What microgreens sell best in New Bern?
Sunflower, pea shoots, and radish are the three highest-volume sellers in nearly every U.S. city, including New Bern. Broccoli is the highest-margin variety because of its sulforaphane reputation with health-focused buyers. Specialty varieties like amaranth and shiso command premium pricing from chef-driven restaurants.
How much space do I need to grow microgreens in New Bern?
A 10 by 10 foot room with two shelving units holds 60 to 80 active trays, which is enough to produce $3,000 to $5,000 per month. A basement, garage corner, spare bedroom, or sunroom all work in New Bern's climate. Vertical shelving is the fastest path to higher revenue per square foot.
What is the best app for tracking microgreen production in New Bern?
Grown Like A Pro is the operating system used by working microgreen farms in New Bern. It handles seed density math, watering schedules, harvest timing, inventory, customer orders, and the financial side. Free 30-day trial with no credit card.

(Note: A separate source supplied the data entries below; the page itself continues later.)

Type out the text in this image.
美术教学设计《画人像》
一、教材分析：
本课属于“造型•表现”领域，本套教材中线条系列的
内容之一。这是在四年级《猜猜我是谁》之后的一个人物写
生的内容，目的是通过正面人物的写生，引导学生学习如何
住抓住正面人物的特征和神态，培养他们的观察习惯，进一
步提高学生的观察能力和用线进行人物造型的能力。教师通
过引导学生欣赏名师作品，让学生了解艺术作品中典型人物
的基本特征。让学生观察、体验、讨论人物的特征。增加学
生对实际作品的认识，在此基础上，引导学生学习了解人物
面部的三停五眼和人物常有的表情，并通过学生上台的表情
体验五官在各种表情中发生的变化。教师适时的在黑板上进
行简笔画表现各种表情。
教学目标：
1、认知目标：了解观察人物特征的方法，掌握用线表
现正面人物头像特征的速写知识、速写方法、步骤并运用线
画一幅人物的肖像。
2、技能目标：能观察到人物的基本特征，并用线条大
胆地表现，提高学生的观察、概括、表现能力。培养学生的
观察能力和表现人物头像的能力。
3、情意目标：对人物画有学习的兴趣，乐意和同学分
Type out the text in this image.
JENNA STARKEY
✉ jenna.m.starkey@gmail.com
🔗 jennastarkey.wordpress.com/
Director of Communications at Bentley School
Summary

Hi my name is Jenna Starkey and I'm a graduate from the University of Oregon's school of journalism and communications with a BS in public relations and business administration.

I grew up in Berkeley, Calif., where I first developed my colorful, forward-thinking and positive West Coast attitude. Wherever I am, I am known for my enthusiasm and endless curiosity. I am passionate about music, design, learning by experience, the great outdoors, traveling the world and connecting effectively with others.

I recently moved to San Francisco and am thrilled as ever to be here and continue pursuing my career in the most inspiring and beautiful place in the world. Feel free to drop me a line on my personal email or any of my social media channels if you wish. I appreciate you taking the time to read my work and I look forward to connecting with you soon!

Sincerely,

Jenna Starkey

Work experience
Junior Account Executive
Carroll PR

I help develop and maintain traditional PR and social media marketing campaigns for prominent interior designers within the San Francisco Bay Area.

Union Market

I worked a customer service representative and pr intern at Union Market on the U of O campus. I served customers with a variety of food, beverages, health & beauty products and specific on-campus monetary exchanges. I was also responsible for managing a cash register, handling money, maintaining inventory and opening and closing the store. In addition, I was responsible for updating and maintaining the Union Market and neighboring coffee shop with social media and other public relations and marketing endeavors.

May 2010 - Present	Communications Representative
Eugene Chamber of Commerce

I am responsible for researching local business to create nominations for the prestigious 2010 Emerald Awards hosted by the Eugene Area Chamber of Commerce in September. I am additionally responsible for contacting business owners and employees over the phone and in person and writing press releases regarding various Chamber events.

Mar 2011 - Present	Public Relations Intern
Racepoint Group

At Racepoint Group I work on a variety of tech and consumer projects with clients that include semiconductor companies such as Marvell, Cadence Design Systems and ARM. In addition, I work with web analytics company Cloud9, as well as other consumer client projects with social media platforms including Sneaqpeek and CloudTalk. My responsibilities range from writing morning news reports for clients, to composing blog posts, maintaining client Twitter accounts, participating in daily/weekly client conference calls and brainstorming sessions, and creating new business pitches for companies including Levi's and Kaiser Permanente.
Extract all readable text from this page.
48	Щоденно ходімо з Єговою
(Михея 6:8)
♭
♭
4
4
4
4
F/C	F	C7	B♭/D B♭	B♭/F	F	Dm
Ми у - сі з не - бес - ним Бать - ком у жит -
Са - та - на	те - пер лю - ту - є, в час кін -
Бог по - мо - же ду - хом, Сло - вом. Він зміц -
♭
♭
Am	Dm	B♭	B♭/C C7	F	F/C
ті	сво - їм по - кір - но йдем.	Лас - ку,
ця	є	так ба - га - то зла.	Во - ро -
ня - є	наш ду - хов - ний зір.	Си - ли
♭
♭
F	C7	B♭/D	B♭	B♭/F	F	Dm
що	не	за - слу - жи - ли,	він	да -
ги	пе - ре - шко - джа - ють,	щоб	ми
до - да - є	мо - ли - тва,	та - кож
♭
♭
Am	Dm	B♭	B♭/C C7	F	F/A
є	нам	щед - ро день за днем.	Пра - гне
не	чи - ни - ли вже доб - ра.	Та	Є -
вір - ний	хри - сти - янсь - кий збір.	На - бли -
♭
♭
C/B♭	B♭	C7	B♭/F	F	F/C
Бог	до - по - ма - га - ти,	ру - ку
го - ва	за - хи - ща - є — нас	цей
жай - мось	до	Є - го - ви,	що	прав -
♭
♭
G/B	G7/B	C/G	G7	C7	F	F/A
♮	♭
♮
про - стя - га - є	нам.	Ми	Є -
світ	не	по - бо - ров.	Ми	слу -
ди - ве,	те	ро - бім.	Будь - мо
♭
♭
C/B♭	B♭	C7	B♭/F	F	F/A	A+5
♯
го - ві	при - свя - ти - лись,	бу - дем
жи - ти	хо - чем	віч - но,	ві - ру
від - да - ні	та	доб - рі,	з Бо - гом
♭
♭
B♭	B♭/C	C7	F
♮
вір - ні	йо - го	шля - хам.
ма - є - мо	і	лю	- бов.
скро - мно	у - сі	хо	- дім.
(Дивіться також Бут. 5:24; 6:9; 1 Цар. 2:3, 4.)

How long does it take to learn to grow microgreens commercially?
Most growers in New Bern are selling their first trays within 30 days of starting. Commercial proficiency, meaning you can run 50-plus trays per week without losing crops to mold or under-seeding, takes 60 to 90 days. The seed density and watering math is the single biggest predictor of how fast you get there.
Do I need a license to sell microgreens in New Bern?
For farmers market and direct-to-consumer sales in New Bern, most growers operate under North Carolina's cottage food law with no special license. For wholesale to restaurants and grocery stores, you typically need a basic food handler permit, a sales tax permit, and depending on volume, an inspection from your county health department.
How do I price microgreens to restaurants in New Bern?
Restaurant wholesale in New Bern runs $1.50 to $2.50 per ounce for standard varieties, $3 to $5 per ounce for specialty varieties like shiso, micro basil, or amaranth. Sell by the pound for repeat accounts. Local fresh commands a premium over the shipped-in product that most New Bern restaurants currently buy.

Related guides

Once you have the New Bern math in your head, the next read is the density chart that drives every tray you plant.